Not long after the Salvation Army bell ringers began their volunteer work this morning, Chick-fil-A announced it would no longer be partnering with the beloved and iconic American charity.
The decision from the Atlanta-based restaurant chain, whose core mission is “to glorify God,” came the same day the Salvation Army kicked off its 129th Red Kettle Campaign, an annual initiative synonymous with the holiday season in the U.S.
In fiscal year 2018, Chick-fil-A donated $115,000 to the Salvation Army. But that will be no more, according to a statement released Monday by the quick-service restaurant. The brand plans to “deepen its giving to a smaller number of organizations,” and that no longer includes the 154-year-old Salvation Army.
“We’re saddened to learn that a corporate partner has felt it necessary to divert funding to other hunger, education, and homelessness organizations — areas in which the Salvation Army, as the largest social services provider in the world, is already fully committed,” read a statement from the Salvation Army, according to CNN.
The statement is particularly biting because Chick-fil-A said it was ending the partnership with The Salvation Army in order to focus on “education, homelessness, and hunger.” Clearly, the above statement from the Salvation Army is referencing this fact.

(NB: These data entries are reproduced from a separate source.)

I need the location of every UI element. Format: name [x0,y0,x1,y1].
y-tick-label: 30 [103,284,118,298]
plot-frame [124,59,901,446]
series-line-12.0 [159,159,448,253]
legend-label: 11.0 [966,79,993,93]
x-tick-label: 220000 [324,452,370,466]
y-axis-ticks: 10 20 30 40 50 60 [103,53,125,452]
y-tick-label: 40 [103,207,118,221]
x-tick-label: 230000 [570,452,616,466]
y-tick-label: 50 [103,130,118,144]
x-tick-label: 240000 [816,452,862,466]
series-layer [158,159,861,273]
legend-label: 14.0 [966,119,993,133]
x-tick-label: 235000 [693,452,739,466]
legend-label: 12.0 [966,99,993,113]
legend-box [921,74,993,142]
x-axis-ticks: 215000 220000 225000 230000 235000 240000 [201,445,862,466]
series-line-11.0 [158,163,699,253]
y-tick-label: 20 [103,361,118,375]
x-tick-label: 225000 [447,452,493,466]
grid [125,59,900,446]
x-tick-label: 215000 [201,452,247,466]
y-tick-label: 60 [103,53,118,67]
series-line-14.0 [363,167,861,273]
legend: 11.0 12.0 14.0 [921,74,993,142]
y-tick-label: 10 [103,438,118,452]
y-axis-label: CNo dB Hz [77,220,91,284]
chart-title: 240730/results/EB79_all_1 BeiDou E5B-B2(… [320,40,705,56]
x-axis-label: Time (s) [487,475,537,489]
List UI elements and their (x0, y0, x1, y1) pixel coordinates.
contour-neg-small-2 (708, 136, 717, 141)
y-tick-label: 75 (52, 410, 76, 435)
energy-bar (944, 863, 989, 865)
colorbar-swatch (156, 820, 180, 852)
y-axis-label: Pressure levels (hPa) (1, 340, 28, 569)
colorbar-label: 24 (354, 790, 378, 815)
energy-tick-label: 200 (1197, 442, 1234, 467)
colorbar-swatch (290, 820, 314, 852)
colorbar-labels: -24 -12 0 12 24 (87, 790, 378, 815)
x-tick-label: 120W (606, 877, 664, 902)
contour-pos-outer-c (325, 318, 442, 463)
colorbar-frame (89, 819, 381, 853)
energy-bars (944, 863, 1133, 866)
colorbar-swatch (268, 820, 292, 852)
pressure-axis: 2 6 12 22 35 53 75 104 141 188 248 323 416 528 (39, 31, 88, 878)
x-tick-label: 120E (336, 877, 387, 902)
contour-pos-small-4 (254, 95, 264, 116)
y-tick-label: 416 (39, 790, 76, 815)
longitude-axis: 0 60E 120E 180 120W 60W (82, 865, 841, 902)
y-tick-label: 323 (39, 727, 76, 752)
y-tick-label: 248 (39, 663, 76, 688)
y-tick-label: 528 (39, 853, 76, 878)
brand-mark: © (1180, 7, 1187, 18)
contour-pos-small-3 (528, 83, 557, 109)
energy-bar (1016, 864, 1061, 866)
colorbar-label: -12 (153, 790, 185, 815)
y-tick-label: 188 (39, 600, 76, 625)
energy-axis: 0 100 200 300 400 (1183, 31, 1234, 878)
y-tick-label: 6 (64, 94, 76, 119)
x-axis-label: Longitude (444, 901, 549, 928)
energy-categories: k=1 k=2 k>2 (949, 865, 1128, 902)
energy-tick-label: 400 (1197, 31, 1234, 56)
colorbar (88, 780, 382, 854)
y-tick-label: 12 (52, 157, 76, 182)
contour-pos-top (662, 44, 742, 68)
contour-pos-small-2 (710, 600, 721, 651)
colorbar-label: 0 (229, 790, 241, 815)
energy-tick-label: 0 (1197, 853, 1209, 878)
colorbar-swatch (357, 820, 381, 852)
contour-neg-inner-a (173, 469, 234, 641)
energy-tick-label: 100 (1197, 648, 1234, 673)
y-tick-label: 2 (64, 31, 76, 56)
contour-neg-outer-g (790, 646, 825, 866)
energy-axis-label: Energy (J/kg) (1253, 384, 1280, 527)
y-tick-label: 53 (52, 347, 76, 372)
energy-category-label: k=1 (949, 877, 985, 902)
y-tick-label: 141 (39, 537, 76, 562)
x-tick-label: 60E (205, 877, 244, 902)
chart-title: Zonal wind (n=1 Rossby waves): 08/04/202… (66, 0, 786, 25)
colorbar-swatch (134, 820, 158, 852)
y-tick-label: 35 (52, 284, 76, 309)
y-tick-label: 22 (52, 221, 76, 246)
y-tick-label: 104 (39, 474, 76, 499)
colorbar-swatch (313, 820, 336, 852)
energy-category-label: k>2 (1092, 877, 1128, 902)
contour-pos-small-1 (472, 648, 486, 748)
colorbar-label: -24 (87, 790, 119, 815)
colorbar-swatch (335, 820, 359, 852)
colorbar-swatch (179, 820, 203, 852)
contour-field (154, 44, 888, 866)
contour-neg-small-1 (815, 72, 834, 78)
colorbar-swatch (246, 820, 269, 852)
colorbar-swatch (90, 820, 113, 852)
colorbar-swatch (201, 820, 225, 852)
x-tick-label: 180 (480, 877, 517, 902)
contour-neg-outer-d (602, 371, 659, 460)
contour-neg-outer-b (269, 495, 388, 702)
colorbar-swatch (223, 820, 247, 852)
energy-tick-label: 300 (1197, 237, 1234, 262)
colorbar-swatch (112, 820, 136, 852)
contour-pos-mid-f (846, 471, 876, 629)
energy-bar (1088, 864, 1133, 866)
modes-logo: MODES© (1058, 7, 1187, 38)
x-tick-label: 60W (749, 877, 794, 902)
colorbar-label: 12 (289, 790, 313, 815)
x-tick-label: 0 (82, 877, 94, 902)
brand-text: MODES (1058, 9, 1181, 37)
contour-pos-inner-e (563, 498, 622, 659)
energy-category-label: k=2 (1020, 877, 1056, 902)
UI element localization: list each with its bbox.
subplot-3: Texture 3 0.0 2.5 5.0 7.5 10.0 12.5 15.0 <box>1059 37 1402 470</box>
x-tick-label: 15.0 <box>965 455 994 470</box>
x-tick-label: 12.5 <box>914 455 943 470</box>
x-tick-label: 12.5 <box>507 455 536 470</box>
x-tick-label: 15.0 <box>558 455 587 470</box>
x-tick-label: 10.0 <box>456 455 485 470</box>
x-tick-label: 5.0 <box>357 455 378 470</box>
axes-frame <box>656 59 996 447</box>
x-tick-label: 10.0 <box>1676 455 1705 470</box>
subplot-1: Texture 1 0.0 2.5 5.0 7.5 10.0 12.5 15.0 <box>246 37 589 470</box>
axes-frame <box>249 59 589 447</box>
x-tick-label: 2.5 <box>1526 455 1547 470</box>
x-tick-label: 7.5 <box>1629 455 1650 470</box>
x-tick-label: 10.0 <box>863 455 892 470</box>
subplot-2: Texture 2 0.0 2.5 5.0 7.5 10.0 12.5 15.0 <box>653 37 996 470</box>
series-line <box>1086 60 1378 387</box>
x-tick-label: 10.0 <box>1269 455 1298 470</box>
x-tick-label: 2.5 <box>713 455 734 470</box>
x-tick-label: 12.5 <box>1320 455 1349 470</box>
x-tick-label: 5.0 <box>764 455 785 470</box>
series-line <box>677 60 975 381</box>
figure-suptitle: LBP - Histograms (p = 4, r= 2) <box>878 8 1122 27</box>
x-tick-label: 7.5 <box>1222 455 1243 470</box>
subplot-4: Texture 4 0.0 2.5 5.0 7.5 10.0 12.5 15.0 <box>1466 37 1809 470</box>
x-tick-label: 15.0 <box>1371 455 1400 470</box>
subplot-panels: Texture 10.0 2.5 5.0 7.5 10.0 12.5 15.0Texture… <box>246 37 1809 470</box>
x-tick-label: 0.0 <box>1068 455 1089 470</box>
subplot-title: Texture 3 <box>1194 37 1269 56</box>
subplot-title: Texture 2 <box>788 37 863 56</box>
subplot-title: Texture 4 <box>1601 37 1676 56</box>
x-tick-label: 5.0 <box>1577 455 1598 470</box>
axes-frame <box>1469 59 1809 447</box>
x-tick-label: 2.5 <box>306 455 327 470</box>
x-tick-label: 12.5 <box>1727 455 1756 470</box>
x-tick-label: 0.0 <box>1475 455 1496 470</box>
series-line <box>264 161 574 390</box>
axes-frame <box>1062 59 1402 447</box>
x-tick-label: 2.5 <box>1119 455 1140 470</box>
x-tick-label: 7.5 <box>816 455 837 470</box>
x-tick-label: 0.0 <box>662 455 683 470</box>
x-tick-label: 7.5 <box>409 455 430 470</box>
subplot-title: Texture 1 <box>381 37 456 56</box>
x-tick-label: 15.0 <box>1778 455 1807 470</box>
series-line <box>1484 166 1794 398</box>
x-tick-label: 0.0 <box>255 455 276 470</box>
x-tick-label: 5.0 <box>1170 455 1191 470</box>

Chick-fil-A seemingly capitulated to backlash from some in the LGBTQ community who feel the franchise’s corporate cash goes to charities opposed to same-sex marriage. The shift comes right after pop singer Ellie Goulding blasted the Salvation Army when some in her fanbase rebuked her for partnering with a charitable organization they have characterized as anti-LGBTQ, an accusation that has also been leveled against Chick-fil-A over the years.
Goulding, for her part, threatened to withdraw her participation in the halftime show during the Dallas Cowboys game on Thanksgiving Day unless the Salvation Army, which benefits from the show, offered a full-throated endorsement of the LGBTQ agenda.
The Salvation Army, despite attacks from the left, has maintained they help all people in need — regardless of their sexual orientation.
“When misinformation is perpetuated without fact, our ability to serve those in need, regardless of sexual orientation, gender identity, religion or any other factor, is at risk,” continued the statement from the Salvation Army. “We urge the public to seek the truth before rushing to ill-informed judgment and greatly appreciate those partners and donors who ensure that anyone who needs our help feels safe and comfortable to come through our doors.”
As for Chick-fil-A, the company has offered no statement specifically mentioning the Salvation Army.
In lieu of donating to major charities like the Salvation Army, Chick-fil-A plans to give larger donations to Junior Achievement USA and Covenant House International and will donate $25,000 to local food banks each time a new franchise location is opened.
Adding insult to injury, Chick-fil-A’s decision to end its partnership with the Salvation Army — which has not been met warmly by those in the conservative community — came around the same time Google and Apple launched holiday partnerships with the beloved charity, offering those who use their mobile pay services the opportunity to donate directly to the faith-based organization.
Faithwire has reached out to Chick-fil-A for comment. If a representative responds to our request, this story will be updated to include those remarks.